A DESCRIPTION OF PIMBWE (BANTU, TANZANIA): PHONOLOGY, GRAMMAR, AND DISCOURSE. Jonathan Weiss. SIL e-Books 084, SIL International, 2023. vii + 97 pp. ISSN: 1934-2470 (eBook). Free to download from https://www.sil.org/resources/publications/entry/97737.
The Pimbwe are a relatively little known ethnic and linguistic group who live to the northwest of Lake Rukwa in what is now Katavi Region. Their Bantu language is one of many in southwestern Tanzania that is being documented by researchers working with SIL International, the evangelical organisation formerly known as the Summer Institute of Linguistics. Jonathan Weiss’s recently published description of Pimbwe is based on a MA dissertation completed in 2020 at Trinity Western University (British Colombia, Canada) that is also free to read online. As his abstract makes clear, this is a technical work: “The present study is the first formal description of Pimbwe […]. After situating the Pimbwe language within the wider linguistic context, I describe Pimbwe phonology, tone, and grammar, with particular emphasis on the structure of the verb. Over 150 interlinear language examples are given. Finally, natural language use in extended discourse is described based on two running commentaries of the Pear Story film.
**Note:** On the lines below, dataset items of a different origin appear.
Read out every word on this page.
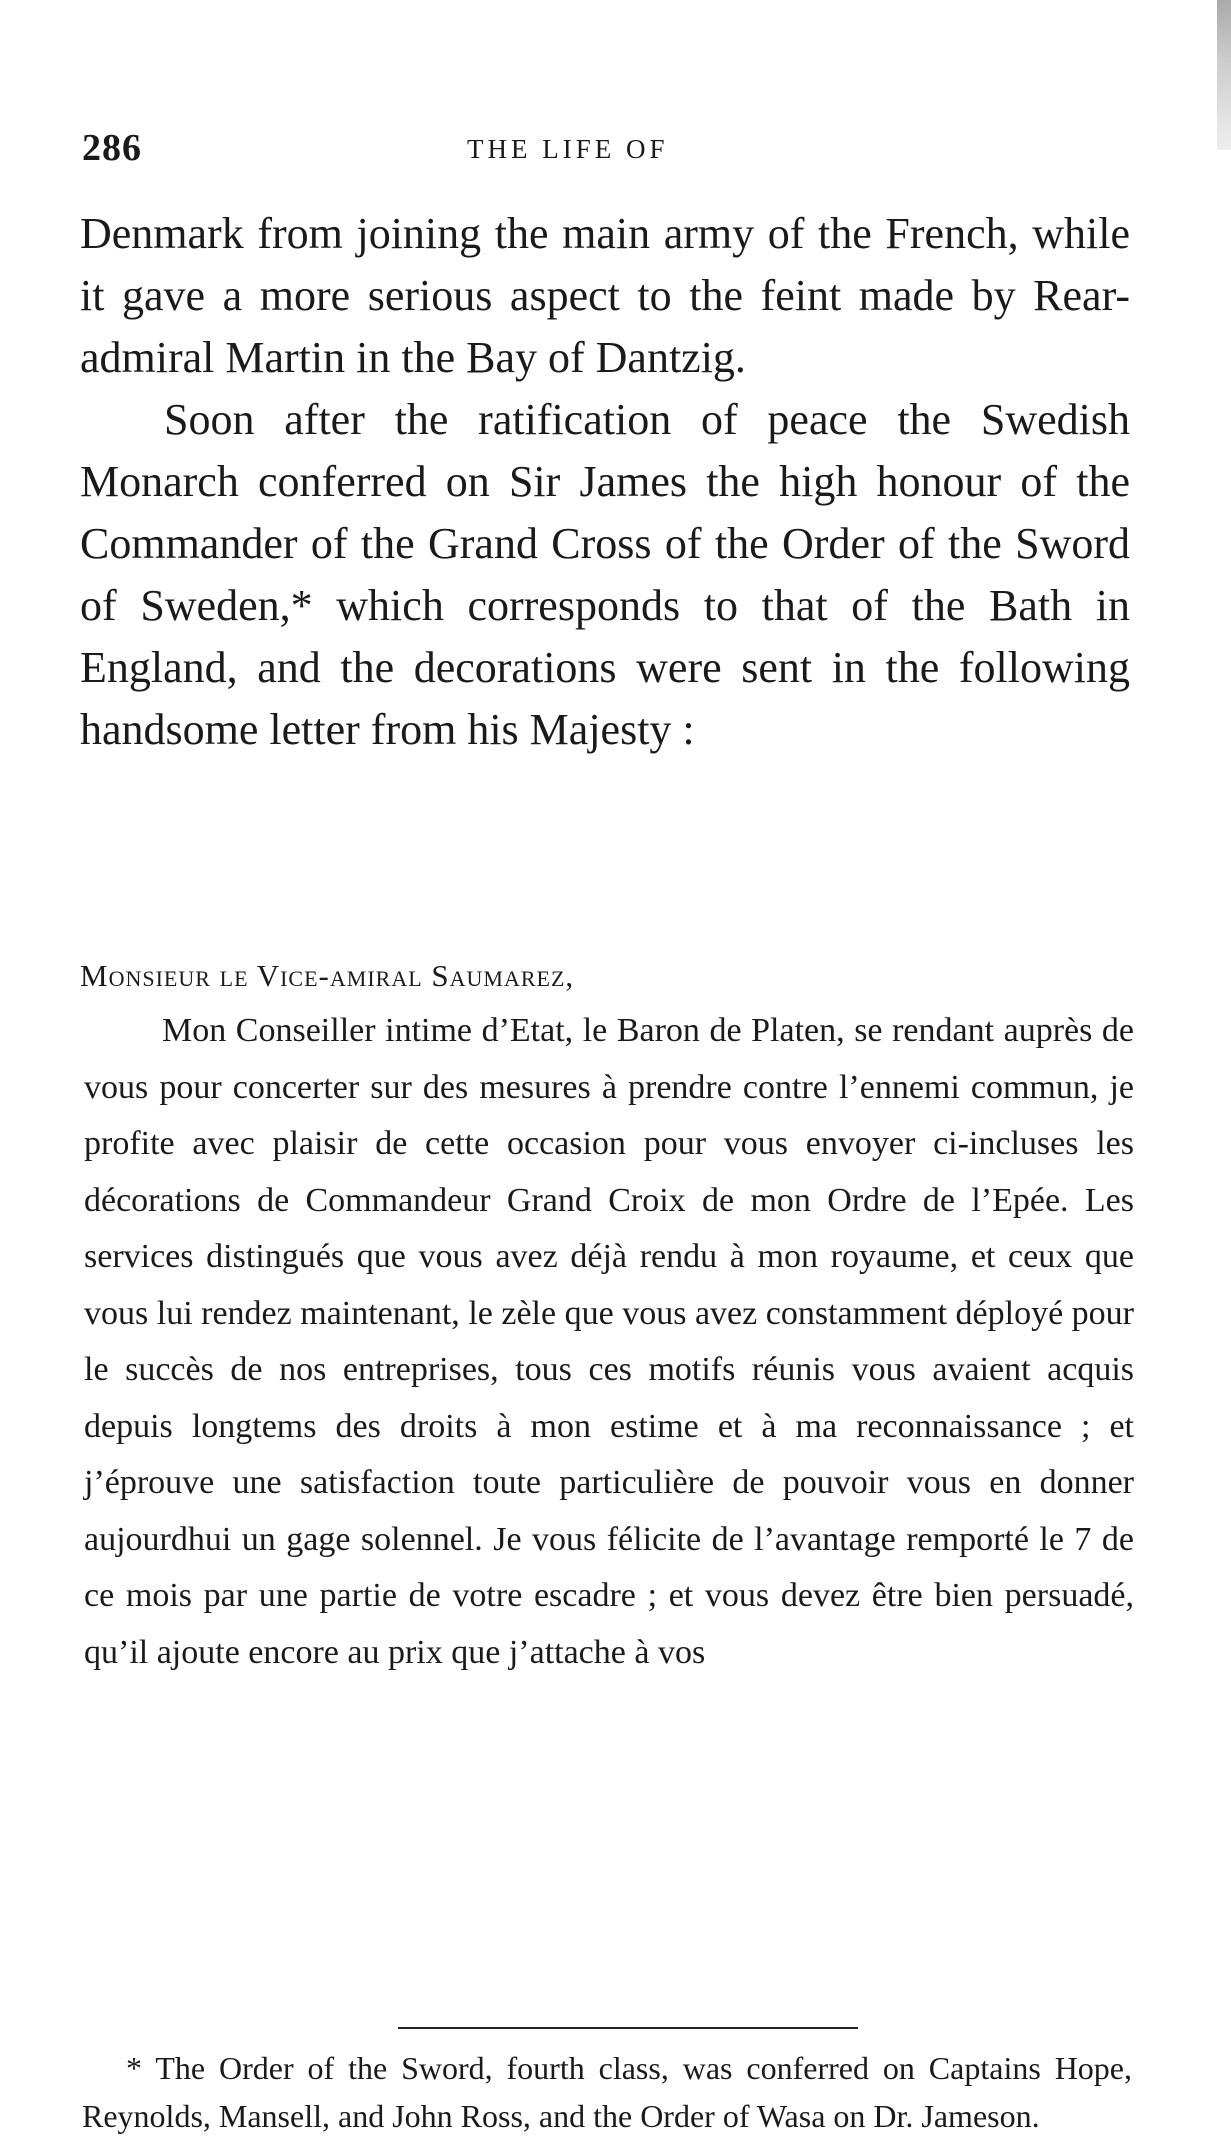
286	THE LIFE OF

Denmark from joining the main army of the French, while it gave a more serious aspect to the feint made by Rear-admiral Martin in the Bay of Dantzig.

Soon after the ratification of peace the Swedish Monarch conferred on Sir James the high honour of the Commander of the Grand Cross of the Order of the Sword of Sweden,* which corresponds to that of the Bath in England, and the decorations were sent in the following handsome letter from his Majesty :

Monsieur le Vice-amiral Saumarez,

Mon Conseiller intime d’Etat, le Baron de Platen, se rendant auprès de vous pour concerter sur des mesures à prendre contre l’ennemi commun, je profite avec plaisir de cette occasion pour vous envoyer ci-incluses les décorations de Commandeur Grand Croix de mon Ordre de l’Epée. Les services distingués que vous avez déjà rendu à mon royaume, et ceux que vous lui rendez maintenant, le zèle que vous avez constamment déployé pour le succès de nos entreprises, tous ces motifs réunis vous avaient acquis depuis longtems des droits à mon estime et à ma reconnaissance ; et j’éprouve une satisfaction toute particulière de pouvoir vous en donner aujourdhui un gage solennel. Je vous félicite de l’avantage remporté le 7 de ce mois par une partie de votre escadre ; et vous devez être bien persuadé, qu’il ajoute encore au prix que j’attache à vos

* The Order of the Sword, fourth class, was conferred on Captains Hope, Reynolds, Mansell, and John Ross, and the Order of Wasa on Dr. Jameson.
The full text of the two Pear Stories is given in two appendices” (p. iii). (This refers to a “six-minute film made at the University of California at Berkeley in 1975 and shown to speakers of a number of languages, who were asked to tell what happened in it” (p. 5)). It’s good to see descriptive studies like this in print. As well as tracking down some of the references that Weiss gives, readers wanting to know more about the past and present of the Pimbwe might like to look up the work of the evolutionary anthropologist Monique Borgerhoff Mulder and her colleagues, including the interesting volume on The History and Traditions of the Pimbwe that was published by Mkuki na Nyota in 2014.